The banks have asked for significant financial concessions, including adding safeguards to the debt agreements, or seeking more lucrative terms on lending, sources said. The banks also have actively considered walking away from the deal, the sources said.

"All options are on the table. Everything you would normally consider is being considered -- sticking with the deal, changing the terms, or walking away. It's all still very much up for discussion," said one source who declined to be named.

Shares of BCE hit a high of C$38.12 on Monday, but closed at C$36.58 on the Toronto Stock Exchange as investors weighed the news of the Supreme Court decision against the risk of renegotiated terms. The stock trades below the C$42.75 per share offer by the Ontario Teachers' Pension Plan and its U.S.-based private-equity partners.

BCE's 5 percent notes due in 2017 fell to about 80.5 cents on the dollar, to yield about 8.2 percent, traders said. That represents a spread of almost 450 basis points over comparable Canadian government bonds, an indication of greater risk. The bonds were trading as high as 84 cents on the dollar last week.
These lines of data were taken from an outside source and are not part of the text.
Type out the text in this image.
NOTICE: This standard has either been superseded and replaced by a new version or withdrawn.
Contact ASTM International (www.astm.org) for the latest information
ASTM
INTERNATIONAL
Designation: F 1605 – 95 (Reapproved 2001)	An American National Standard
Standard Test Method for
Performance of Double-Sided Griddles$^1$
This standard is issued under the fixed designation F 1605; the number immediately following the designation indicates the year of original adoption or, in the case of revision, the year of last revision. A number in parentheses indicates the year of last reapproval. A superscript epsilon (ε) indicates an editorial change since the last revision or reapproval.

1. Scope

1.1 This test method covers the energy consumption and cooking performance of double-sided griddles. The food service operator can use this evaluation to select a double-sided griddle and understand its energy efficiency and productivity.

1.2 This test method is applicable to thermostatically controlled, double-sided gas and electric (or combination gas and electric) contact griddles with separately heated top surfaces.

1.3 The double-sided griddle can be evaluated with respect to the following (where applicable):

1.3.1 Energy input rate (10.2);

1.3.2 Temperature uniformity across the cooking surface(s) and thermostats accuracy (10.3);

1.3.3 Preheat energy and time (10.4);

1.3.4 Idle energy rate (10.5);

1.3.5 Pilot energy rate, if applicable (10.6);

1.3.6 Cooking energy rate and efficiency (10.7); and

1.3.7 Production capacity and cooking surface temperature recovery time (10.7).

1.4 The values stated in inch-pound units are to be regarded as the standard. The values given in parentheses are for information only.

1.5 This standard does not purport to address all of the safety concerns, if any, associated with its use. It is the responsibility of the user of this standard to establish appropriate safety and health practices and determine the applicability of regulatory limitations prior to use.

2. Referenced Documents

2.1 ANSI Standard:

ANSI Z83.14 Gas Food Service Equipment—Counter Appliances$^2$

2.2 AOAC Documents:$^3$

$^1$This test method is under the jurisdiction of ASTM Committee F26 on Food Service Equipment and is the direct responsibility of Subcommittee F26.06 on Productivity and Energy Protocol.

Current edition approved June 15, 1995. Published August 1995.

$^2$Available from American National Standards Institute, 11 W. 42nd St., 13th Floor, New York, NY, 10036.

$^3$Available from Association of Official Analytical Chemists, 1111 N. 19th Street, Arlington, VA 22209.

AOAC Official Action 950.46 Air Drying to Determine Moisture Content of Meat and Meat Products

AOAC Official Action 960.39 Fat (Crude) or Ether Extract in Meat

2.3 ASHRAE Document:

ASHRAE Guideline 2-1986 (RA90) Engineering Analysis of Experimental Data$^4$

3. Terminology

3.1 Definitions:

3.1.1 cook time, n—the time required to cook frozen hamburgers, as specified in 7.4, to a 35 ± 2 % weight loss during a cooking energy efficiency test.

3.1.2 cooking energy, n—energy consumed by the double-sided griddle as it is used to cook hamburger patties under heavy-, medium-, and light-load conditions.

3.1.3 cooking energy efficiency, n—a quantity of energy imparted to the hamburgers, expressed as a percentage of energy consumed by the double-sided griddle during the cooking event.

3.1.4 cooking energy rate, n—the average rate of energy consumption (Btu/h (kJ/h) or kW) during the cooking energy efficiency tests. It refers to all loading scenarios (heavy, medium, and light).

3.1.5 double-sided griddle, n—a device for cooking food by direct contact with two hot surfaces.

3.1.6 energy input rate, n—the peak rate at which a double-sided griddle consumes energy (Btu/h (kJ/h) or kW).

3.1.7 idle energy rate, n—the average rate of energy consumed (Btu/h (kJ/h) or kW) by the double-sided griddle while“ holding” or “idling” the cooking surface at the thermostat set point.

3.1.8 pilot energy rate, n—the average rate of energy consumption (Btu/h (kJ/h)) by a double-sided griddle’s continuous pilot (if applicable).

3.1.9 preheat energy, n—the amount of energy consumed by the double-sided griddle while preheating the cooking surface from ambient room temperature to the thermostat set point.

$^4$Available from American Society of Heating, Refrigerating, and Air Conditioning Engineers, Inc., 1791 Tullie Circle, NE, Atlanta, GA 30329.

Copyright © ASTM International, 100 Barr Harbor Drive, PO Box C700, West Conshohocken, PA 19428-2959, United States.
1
Although negotiations between the banks and BCE's buyers have been ongoing for months, the talks intensified following Friday's court ruling, the sources said.

On Friday, the four banks financing the debt portion of the deal said they stood behind their original commitment. The banks, which include Citigroup Inc (C.N), Deutsche Bank AG (DBKGn.DE), Royal Bank of Scotland Group Plc (RBS.L) and Toronto-Dominion Bank (TD.TO), declined to comment on Monday.

That public statement may be the banks' intention and goal, but "does not reflect the negotiations behind the scenes," a second source said.

The group buying BCE includes Teachers' Private Capital, the private investment arm of the Ontario Teachers' Pension Plan, Providence Equity Partners Inc, Madison Dearborn Partners LLC, and Merrill Lynch Global Private Equity.

Under the terms of the deal, the regulatory approvals must be obtained before June 30. BCE, however, said on Friday it aims to close the deal in the third quarter due to the legal delays.